Not everyone on your team needs the same level of access to cases. Tines uses role-based permissions to control who can view, edit, and manage cases, ensuring that sensitive information stays secure while keeping workflows efficient.
Understanding case permissions
Tines controls case access through a combination of team membership, roles, and case groups. Your ability to view or edit a case depends on:
Which teams you belong to: You can only access cases within your teams (unless you're a tenant owner).
Your role within each team: Your role determines what actions you can perform on cases.
Case group membership: Cases can be organized into groups with specific access controls.
This layered approach ensures that the right people have the right level of access while maintaining security and compliance.
Default team roles
Tines includes default team roles, each with different levels of case access:
Case manager: Read-write access to cases only, with restricted access to other team objects like stories, resources, credentials, and events. Case managers can create and edit cases but cannot access the broader automation infrastructure. This role is designed specifically for users who work exclusively with cases and don't need to interact with the underlying Tines platform.
Editor: Can create, edit, and view cases, but cannot delete them or perform other destructive actions. This role is ideal for team members who actively work with cases but don't need administrative control.
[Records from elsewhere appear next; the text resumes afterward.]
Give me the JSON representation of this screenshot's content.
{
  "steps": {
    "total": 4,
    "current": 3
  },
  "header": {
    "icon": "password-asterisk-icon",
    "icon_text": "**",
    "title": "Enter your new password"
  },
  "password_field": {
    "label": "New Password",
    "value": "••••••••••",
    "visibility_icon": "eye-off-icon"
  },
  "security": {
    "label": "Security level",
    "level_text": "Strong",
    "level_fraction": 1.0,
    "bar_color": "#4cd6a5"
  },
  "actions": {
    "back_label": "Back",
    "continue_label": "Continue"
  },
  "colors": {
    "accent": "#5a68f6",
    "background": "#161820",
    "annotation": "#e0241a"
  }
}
Team Admin: Full access to cases, including the ability to create, edit, view, and delete them. Team admins can also manage case-related settings and perform destructive actions.
Viewer: Read-only access to cases. Viewers can see case details and activity but cannot make any changes. This role is useful for auditors, stakeholders, or team members who need visibility without editing capabilities.
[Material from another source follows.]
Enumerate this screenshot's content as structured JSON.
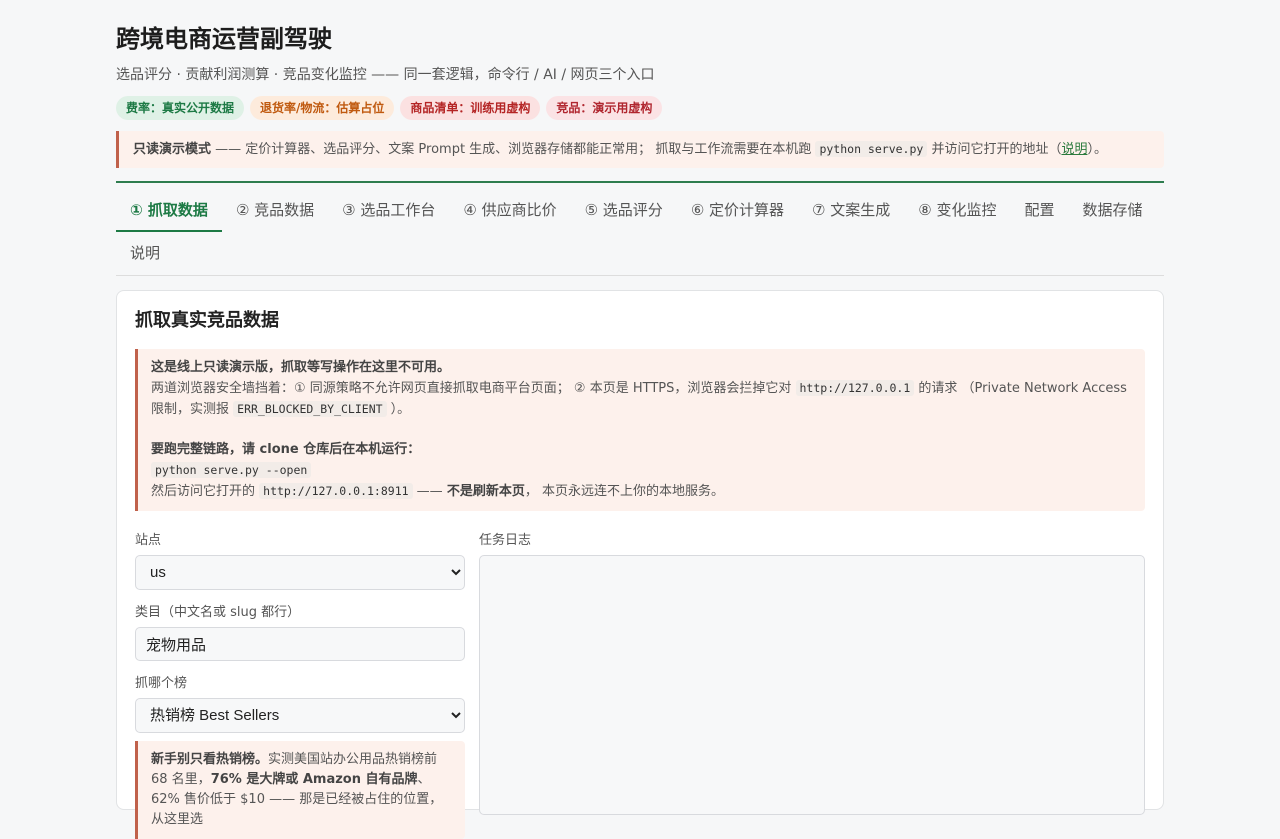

Workbench user: No direct access to cases. This role is limited to using configured Workbench presets and cannot access other parts of Tines.
🪄Tip
Understanding these permission layers helps you design a case management workflow that balances security, collaboration, and efficiency.
Tenant-level roles
In addition to team roles, Tines has two tenant-level default roles that affect case access:
Tenant owner: Can access and manage cases across all teams, regardless of team membership. Tenant owners have unrestricted permissions throughout the entire Tines tenant.
User (non-owner): Can only access cases within teams they belong to, based on their assigned team role.
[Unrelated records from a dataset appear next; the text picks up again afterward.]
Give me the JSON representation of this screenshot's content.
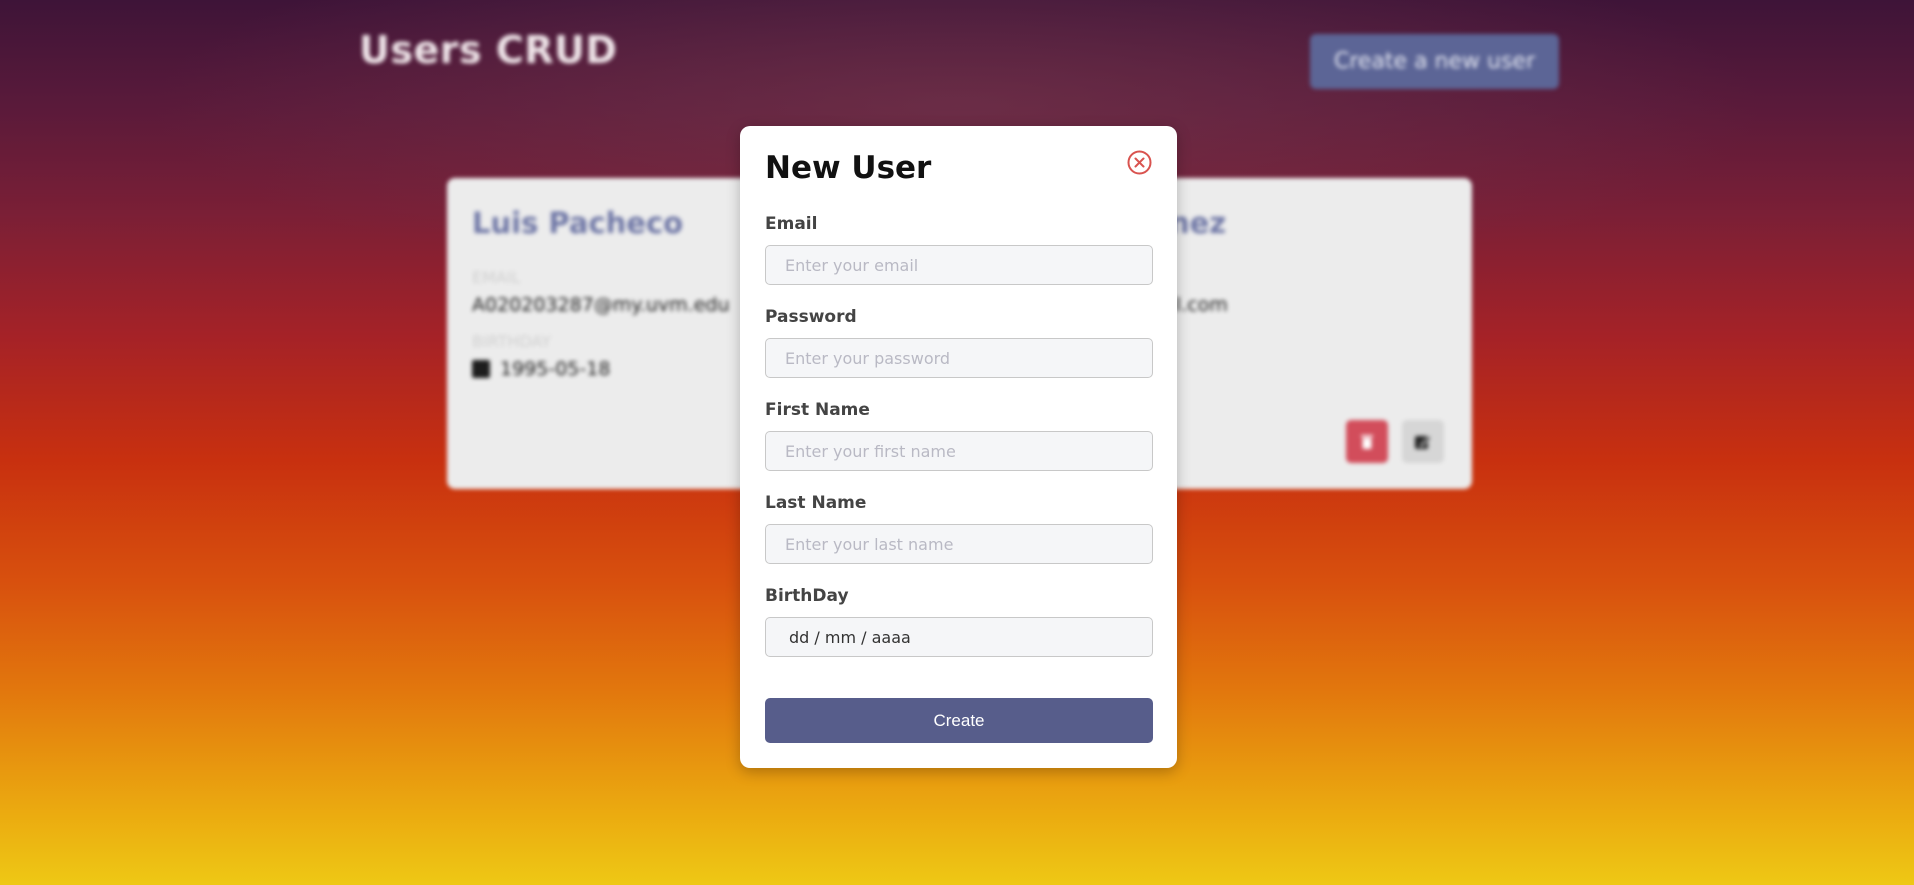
{
  "page": {
    "title": "Users CRUD",
    "create_button_label": "Create a new user"
  },
  "users": [
    {
      "name": "Luis Pacheco",
      "email_label": "EMAIL",
      "email": "A020203287@my.uvm.edu",
      "birthday_label": "BIRTHDAY",
      "birthday": "1995-05-18"
    },
    {
      "name": "ínez",
      "email": "ail.com"
    }
  ],
  "modal": {
    "title": "New User",
    "close_icon": "close-circle-icon",
    "fields": {
      "email": {
        "label": "Email",
        "placeholder": "Enter your email"
      },
      "password": {
        "label": "Password",
        "placeholder": "Enter your password"
      },
      "first_name": {
        "label": "First Name",
        "placeholder": "Enter your first name"
      },
      "last_name": {
        "label": "Last Name",
        "placeholder": "Enter your last name"
      },
      "birthday": {
        "label": "BirthDay",
        "placeholder": "dd / mm / aaaa"
      }
    },
    "submit_label": "Create"
  },
  "colors": {
    "accent": "#575d8b",
    "danger": "#d24d5b",
    "close_icon": "#d9534f"
  }
}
Understanding these permission layers helps you design a case management workflow that balances security, collaboration, and efficiency.
Custom roles
Beyond the default roles, Tines allows tenant owners to create custom roles with tailored permissions. For a case example, the View permission grants read-only access to a team's cases without providing any other team access. This is useful when you need to give someone visibility into case activity without allowing them to make changes or access other team components.
Custom roles give you the flexibility to design access control that matches your team's structure and security requirements.
❗️Important
Permissions reference
Use this table as a quick reference guide to understand how each default role in Tines can interact with cases:
Where to find roles
You can view and manage role assignments in several places within Tines:
To see role permissions:
Navigate to the team menu Settings → Roles. Click into any role (like case manager) to see which permissions it grants:
UI location of case manager role settings in the team menu.
To see user role assignments:
Tenant-wide view: Go to team menu Settings → Users and check the Teams & roles column to see each user's role assignments across all teams:
UI location of the users list via the team menu.
Team-level view: Go to team menu Manage team → Members to see role assignments for a specific team:
UI location of team member management via the tenant menu.